The barber shop is a staple in the black community, and Jones makes you feel like family when you're here.
"Ms. Adeline is a wonderful person," customer Ernest Dixon said.
Dixon has sat in Jones's chair for more than 25 years.
"She's just good company to be around. You come up in here and she makes you feel welcome, and you can also get you a couple cookies, a hot dog or something. It's real nice. Ms. Adeline is a real nice person," Dixon said.
And she's a South Bend gem.
"I think the whole community loves Ms. Adeline," Dixon continued. "I think the community protects Ms. Adeline."
At almost 90 years old, some wonder why -- and how -- she's still in the business of doing hair. But her answer is simple.
"I do what I enjoy doing, talking to you," Jones told Pruitt, who's been going to her since childhood, nearly 40 years.
"I don't want to wash dishes. I don't want to mop the floor," Jones explained.
"What do you want to do?" asked 16 News Now's Kim Shine.
"Cut his hair off.
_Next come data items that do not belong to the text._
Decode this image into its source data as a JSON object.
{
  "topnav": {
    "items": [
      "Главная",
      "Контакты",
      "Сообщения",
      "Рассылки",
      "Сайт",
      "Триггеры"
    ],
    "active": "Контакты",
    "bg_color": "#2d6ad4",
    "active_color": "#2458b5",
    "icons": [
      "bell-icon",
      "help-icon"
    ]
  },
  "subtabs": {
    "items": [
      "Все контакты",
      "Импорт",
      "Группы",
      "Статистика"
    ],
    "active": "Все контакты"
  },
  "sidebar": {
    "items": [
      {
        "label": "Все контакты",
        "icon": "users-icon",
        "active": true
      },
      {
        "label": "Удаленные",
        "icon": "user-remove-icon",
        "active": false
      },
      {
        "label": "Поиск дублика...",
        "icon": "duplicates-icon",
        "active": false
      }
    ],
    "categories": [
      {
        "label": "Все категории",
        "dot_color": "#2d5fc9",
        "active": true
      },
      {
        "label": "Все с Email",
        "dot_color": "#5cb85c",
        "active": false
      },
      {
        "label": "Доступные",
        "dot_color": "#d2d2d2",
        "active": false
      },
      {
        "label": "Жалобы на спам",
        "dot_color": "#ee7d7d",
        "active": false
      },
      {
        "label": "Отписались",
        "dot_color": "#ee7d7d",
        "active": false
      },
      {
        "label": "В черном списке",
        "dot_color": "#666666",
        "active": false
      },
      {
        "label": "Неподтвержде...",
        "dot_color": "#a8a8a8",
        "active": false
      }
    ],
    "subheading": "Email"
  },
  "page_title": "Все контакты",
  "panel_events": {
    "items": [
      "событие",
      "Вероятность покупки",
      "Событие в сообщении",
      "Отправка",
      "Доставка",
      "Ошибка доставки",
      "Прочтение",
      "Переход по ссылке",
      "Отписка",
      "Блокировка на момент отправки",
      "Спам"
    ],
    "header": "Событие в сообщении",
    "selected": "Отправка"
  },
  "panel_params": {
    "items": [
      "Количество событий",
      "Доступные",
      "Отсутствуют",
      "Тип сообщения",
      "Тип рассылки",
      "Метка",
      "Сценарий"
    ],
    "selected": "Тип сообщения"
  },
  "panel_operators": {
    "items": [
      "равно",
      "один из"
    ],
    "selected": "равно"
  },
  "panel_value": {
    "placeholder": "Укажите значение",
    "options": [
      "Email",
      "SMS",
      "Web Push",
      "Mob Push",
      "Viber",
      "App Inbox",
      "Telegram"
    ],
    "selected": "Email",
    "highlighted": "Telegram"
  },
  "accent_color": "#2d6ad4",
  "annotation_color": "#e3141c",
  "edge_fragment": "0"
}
And others," she replied.
They all laugh.
Jones is the owner of Wigfall Barber Shop on the city's west side.
"Oh, I love it. I don't have any problems with it. I'm here every day," she said.
She enrolled in barber school in Gary in 1963 and started professionally a year later. She's had other shops and other partners, but she's been at the corner of Washington and Elm streets since 1976.
"Boy, we went from Afros to Jheri curls, now back to a different haircut. It's more of a taper on the sides and leave the top for the young people. The adults are still wearing their regular haircuts," she said.
In line with the varying hairstyles, this neighborhood also looks different.
What Jones recalls as a bustling business district has turned mostly residential.
"Oh, it was busy. You had a young men recreation. You had the adult recreation. Then you had 24-hour grocery store," she said.
Of course, the landscape has changed, but time has been kind to Jones. She even said some of her late sisters lived past 90.
And as she reflects, she stays grateful to still do what she loves and has no plans on stopping.
"Well, I love people," she said. "And I'm not perfect. And I know other people are not perfect either. So we have to adjust to whatever might be different with that person, doesn't mean it's wrong. It's just not the way you do things, not the way you think.
"I'm proud to be a business owner but I think that anybody that wanted to could be one. If you treat people like you want to be treated, you'll be able to stay in business."
Jones also encourages other aspiring barbers or business owners to tackle their dreams.
A couple of fun facts about Wigfall Barber Shop: Customers can also get their eyebrows done or get facials, and the place used to double as a restaurant drive-thru many years ago.